Hi folks...can someone tell me where I'm going wrong with this question, or back me up if I'm right?

A string of natural length 2a and modulus of elasticity b has its ends attached to fixed points A and B where AB = 3a. Find the work done when the midpoint C of the string is pulled away from the line AB to a position where triangle ABC is equilateral.
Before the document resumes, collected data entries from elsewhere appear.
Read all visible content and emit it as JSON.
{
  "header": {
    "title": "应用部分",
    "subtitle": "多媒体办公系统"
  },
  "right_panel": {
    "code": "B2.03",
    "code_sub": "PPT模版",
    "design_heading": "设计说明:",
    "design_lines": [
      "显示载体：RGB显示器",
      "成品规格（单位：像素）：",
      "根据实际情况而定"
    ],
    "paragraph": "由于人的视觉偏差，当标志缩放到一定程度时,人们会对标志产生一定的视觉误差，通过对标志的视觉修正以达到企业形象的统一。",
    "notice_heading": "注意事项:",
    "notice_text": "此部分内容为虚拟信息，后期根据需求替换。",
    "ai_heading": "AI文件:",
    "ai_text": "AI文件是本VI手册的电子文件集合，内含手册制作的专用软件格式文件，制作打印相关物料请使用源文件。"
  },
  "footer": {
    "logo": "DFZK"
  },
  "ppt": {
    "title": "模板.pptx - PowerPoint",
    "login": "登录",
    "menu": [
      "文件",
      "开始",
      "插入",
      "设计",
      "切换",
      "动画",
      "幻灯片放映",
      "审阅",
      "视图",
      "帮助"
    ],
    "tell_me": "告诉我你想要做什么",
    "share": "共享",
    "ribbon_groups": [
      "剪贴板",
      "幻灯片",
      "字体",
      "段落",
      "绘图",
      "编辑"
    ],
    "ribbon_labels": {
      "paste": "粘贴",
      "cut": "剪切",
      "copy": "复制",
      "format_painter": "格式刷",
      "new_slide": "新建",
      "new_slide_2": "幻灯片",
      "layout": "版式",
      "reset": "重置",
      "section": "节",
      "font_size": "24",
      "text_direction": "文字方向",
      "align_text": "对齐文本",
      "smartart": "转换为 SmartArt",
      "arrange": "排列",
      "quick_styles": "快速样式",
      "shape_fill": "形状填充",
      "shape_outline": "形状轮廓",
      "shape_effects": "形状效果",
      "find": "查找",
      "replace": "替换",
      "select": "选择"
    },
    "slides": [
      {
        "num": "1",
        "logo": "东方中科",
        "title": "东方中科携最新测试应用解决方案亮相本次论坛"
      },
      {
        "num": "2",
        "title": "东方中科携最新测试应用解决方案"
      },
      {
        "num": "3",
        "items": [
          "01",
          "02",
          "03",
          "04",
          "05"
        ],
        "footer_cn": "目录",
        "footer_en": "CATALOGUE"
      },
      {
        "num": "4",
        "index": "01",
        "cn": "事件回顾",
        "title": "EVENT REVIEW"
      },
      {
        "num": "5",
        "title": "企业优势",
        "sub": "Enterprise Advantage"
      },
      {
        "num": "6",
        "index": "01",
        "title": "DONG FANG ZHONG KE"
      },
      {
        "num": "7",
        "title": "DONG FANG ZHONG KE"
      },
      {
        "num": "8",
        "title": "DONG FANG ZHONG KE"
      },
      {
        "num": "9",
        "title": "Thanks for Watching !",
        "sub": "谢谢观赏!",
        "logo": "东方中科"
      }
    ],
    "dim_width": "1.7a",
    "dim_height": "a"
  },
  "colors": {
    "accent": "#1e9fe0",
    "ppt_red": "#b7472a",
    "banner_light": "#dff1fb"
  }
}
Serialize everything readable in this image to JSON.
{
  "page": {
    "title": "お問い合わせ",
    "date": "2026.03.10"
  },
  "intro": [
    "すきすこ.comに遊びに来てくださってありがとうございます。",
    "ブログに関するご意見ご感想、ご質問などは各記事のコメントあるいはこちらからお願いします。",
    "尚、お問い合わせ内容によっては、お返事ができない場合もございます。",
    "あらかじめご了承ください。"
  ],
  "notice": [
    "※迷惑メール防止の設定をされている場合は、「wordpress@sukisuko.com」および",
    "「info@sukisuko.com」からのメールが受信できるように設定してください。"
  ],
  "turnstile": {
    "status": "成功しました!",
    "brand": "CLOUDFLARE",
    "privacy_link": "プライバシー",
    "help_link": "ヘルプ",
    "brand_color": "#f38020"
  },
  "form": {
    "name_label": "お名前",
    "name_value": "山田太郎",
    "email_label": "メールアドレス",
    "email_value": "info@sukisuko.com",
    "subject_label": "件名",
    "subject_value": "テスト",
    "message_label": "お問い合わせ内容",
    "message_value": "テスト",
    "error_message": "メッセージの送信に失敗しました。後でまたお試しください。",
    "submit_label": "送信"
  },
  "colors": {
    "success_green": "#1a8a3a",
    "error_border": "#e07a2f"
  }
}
My attempt to solve is as follows:

I ignore B and focus just on A and C
if the natural length of the string = 2a then the midpoint represents half this length and therefore = a
AB = 3a, and so AC = 3a/2... the extention x = a/2
AC when streched to the equilateral triangle = 3a and so...x = 2a
The question asks me how much work is done from pulling the midpoint from its initial position on the line AB to its final position

Surely I want to subtract the work taken to pull the string to from its natural length to AC1 from the work required to pull the string to AC2..using Work = (b(x)^2)/2a...
(b((2a)^2-(a/2)^2)/2a = 15ab/8.
The books answer is given as 4ab however...I've tried to find a problem with my working and cannot.

 

[GregA]

I think I have it...There are two tensions opposing the movement of that string not just AC but BC
If the question means how much work is done to extend from its natural length to its final position it is simply 2(b(2a)^2)/2a...=4ab

 

[quicknote]

It appears that your calculations are correct. It is possible that the book's answer is incorrect or that there is a mistake in the question. It would be helpful if you could provide more context or information about the source of the question and the book's answer. Also, double-check your calculations and make sure you are using the correct units for the modulus of elasticity (b). If you are still unsure, it may be beneficial to consult with a colleague or professor for a second opinion. Ultimately, it is important to trust your own calculations and reasoning, but it is always good to have a second set of eyes to catch any potential errors.